Cevap: İki Mekteb-i Musibet Şehadetnamesi ismindeki eserimde tarif etmişim. Şimdi ileride o kasr-ı muallânın bir taşını, bir nakşını göstereceğim. İşte, kâbe-i saadetimiz olan ittihad-ı münevver-i İslâmın Hacerül-Esved'i, Kâbe-i Mükerremedir; ve dürret-i beyzâsı, Ravza-i Mutahharadır; Mekke-i Mükerremesi, Ceziretü'l-Araptır; medine-i medeniyet-i münevveresi, tam hürriyet-i şer'iyeyi tatbik eden Devlet-i Osmaniyedir.
Eğer İslâmiyet milliyetini ve İttihad-ı İslâmın taşını ve nakşını istersen, işte bak:
(1) Hayâ ve hamiyetten neş'et eden civanmerdâne humret;
(2) hürmet ve merhametten tevellüd eden mâsumane tebessüm;
(3) fesâhat ve melâhattan hasıl olan ruhânî halâvet;
(4) aşk-ı şebabîden, şevk-i bahârîden neş'et eden semâvî neşe;
(5) hüzn-ü gurûbîden, ferah-ı sehharîden vücuda gelen melekûtî lezzet;
(6) hüsn-ü mücerredden, cemâl-i mücellâdan tecellî eden mukaddes ziynet; (Haşiye)

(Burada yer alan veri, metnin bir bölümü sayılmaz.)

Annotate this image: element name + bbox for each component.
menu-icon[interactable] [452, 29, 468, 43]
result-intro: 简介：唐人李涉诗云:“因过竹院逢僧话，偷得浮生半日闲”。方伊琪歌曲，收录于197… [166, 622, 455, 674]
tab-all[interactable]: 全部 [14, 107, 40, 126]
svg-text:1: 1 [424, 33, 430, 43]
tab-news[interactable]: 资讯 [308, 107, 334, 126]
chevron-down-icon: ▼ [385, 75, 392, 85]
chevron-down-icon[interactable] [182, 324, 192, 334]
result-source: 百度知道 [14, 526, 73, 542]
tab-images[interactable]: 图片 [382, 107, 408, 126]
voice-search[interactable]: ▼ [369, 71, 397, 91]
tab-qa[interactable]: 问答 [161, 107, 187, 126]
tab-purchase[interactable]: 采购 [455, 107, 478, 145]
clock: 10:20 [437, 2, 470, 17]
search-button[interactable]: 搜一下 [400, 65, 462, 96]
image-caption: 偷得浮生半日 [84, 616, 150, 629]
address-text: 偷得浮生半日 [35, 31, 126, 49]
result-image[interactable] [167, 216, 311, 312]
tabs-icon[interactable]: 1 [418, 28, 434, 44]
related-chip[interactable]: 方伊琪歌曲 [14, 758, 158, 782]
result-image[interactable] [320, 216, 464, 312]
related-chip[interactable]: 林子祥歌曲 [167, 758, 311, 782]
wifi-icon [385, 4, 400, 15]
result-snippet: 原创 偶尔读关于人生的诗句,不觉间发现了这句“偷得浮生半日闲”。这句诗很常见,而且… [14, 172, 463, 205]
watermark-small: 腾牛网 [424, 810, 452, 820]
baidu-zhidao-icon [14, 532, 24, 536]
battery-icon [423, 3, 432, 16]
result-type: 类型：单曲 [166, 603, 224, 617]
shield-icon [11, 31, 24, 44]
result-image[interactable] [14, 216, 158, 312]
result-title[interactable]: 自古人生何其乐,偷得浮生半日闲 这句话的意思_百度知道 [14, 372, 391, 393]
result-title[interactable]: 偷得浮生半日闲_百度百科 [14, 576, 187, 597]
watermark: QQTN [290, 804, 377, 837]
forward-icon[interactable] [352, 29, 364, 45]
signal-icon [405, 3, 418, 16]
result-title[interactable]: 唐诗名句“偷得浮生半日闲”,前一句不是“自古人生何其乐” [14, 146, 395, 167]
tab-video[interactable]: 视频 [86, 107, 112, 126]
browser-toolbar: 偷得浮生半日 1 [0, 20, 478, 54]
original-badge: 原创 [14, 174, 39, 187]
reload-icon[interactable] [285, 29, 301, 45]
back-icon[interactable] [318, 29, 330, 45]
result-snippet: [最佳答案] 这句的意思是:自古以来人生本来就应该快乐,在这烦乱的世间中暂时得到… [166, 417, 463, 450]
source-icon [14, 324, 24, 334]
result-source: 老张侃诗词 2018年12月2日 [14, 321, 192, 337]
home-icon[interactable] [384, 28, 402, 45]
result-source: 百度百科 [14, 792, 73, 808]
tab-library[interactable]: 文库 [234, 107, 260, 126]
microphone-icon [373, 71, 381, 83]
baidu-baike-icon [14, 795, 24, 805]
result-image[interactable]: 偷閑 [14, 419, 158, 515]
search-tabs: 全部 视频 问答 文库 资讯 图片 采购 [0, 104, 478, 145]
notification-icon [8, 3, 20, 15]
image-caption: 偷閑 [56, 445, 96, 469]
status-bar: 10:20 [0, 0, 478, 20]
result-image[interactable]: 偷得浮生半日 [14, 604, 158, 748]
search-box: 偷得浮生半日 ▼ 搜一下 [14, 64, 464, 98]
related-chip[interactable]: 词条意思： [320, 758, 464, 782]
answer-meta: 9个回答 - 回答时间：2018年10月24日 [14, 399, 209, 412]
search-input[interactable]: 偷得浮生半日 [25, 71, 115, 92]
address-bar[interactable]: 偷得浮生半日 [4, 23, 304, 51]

Birbiriyle imtizaç edip, ondan çıkan levn-i nuranî ancak o şark ve garbın kab-ı kavseyni olan kâbe-i saadetinin tâk-ı muallâsının kavs-ı kuzahının elvan-ı seb'asının lâcivert levninin timsali, belki şu levnin manzarası bir derece irae edilebilir. Lâkin ittihad, cehl ile olmaz. İttihad, imtizac-ı efkârdır. İmtizâc-ı efkâr, mârifetin şua-ı elektriğiyle olur.
Haşiye: Şu müselsel üslûptaki fıkralar, her biri İslâmiyet’in bir şuasına, bir hüsnüne, bir seciyesine, bir rabıtasına, bir temeline işarettir. (Münazarat)
Bediüzzaman Said Nursi
SÖZLÜK:
AŞK-I ŞEBÂBÎ : Gençlikte bulunan, gençliğe âit aşk.
CEMÂL-İ MÜCELLÂ : Parlak,parlayan güzellik.
CEZÎRETÜ'L-ARAP : Arap Yarımadası.
DÜRRE-İ BEYZÂ : Parlak inci.
ELVÂN-I SEB'A : Yedi ana renk.
FERAH-I SEHHARİ : Sırlı ferahlık
FESÂHAT : Doğru ve düzgün söyleyerek açık ve güzel ifâde etme.
HALÂVET : Tatlılık, şirinlik.
HUMRET : Utanmaktan hâsıl olan kırmızılık.
HÜRRİYET-İ ŞER'İYE : Şeriatın tarif ettiği hürriyet.
HÜSN-Ü MÜCERRED : Saf, arınmış güzellik.
HÜZN-Ü GURÛBÎ :hüznün kayboluşundan.
İMTİZÂC-I EFKÂR : Fikirlerin birbirine kaynaşması.
İMTİZAÇ : Kaynaşmak, uygun ve mutabık olmak, mezcolmak, uyuşmak, iyi geçinmek.
KÂBE-İ SAADET : Mutlulu Kâbesi. Mutluluk merkezi.
KAB-I KAVSEYN : İki yay mesâfesi. Hz. Muhammed'in (a.s.m.) Mirac'a çıkışıyla vardığı son nokta. Bütün yaratılanları arkasına alıp Yaradanla müşerref ve muhatap olduğu makam.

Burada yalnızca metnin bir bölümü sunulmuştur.